Observations: Reliance on commercial APIs (GPT-5/Gemini) affects reproducibility; hyperparameter sensitivity for retrieval (\(\alpha, \tau\)) is not fully explored; latency and cost are not evaluated for real-world deployment.
Future Work: Incorporating codebook embeddings via cross-attention; using human-AI disagreement for active learning to refine protocols; validating across multi-modal (audio/video) classroom data.

vs. Dial-Start (Gao et al. 2023): Dial-Start remains the strongest for "sharp boundary shifts," but loses to codebook-injected LLMs in within-segment homogeneity.
vs. SuperDialSeg (Jiang et al. 2023): While SuperDialSeg provides supervised data, Ours bypasses the need for gold boundaries using LLM-based design and unique metrics.
vs. S3-DST (Das et al. 2024): Unlike joint segmentation and state tracking, Ours treats segmentation as a first-class design component.
vs.

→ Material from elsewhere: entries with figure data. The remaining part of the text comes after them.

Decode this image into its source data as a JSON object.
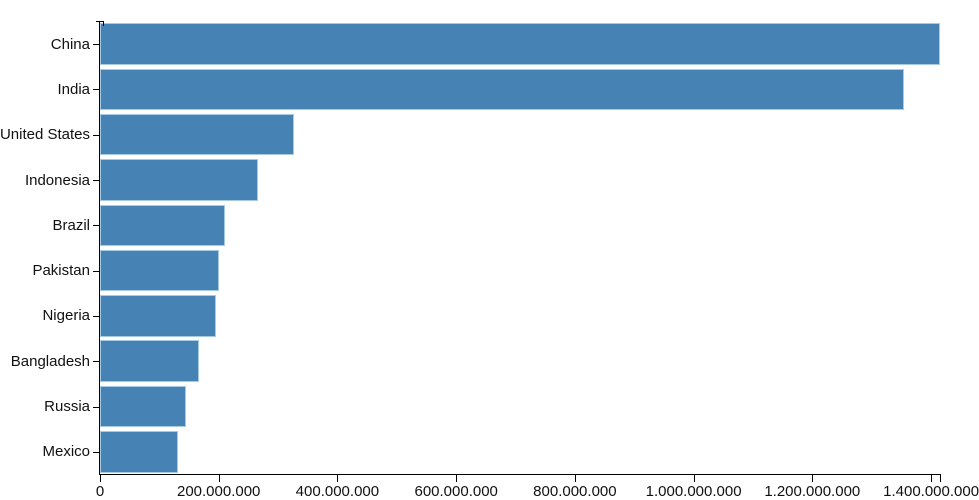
{
  "chart_data": {
    "type": "bar",
    "orientation": "horizontal",
    "title": "",
    "xlabel": "",
    "ylabel": "",
    "legend": false,
    "grid": false,
    "categories": [
      "China",
      "India",
      "United States",
      "Indonesia",
      "Brazil",
      "Pakistan",
      "Nigeria",
      "Bangladesh",
      "Russia",
      "Mexico"
    ],
    "values": [
      1415045928,
      1354051854,
      326766748,
      266794980,
      210867954,
      200813818,
      195875237,
      166368149,
      143964709,
      130759074
    ],
    "xlim": [
      0,
      1415045928
    ],
    "x_ticks": [
      {
        "value": 0,
        "label": "0"
      },
      {
        "value": 200000000,
        "label": "200.000.000"
      },
      {
        "value": 400000000,
        "label": "400.000.000"
      },
      {
        "value": 600000000,
        "label": "600.000.000"
      },
      {
        "value": 800000000,
        "label": "800.000.000"
      },
      {
        "value": 1000000000,
        "label": "1.000.000.000"
      },
      {
        "value": 1200000000,
        "label": "1.200.000.000"
      },
      {
        "value": 1400000000,
        "label": "1.400.000.000"
      }
    ],
    "colors": {
      "bar_fill": "#4682b4",
      "bar_stroke": "#a6cbe3",
      "axis": "#000000",
      "text": "#111111",
      "background": "#ffffff"
    }
  }
}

EduDCM (Qi et al. 2024): While EduDCM decomposes constructs into acts/events, Ours implements a "segment-then-label" pipeline to reduce noise.

Rating¶

Novelty: ⭐⭐⭐⭐ Codebook-injected segmentation is a clear fresh perspective.
Experimental Thoroughness: ⭐⭐⭐ Wide coverage of methods and metrics, though dataset volume is modest.
Writing Quality: ⭐⭐⭐⭐ Transparent explanation of the unit-of-analysis problem and evaluation logic.
Value: ⭐⭐⭐⭐ Highly transferable suite for any annotation task where labels span multiple turns.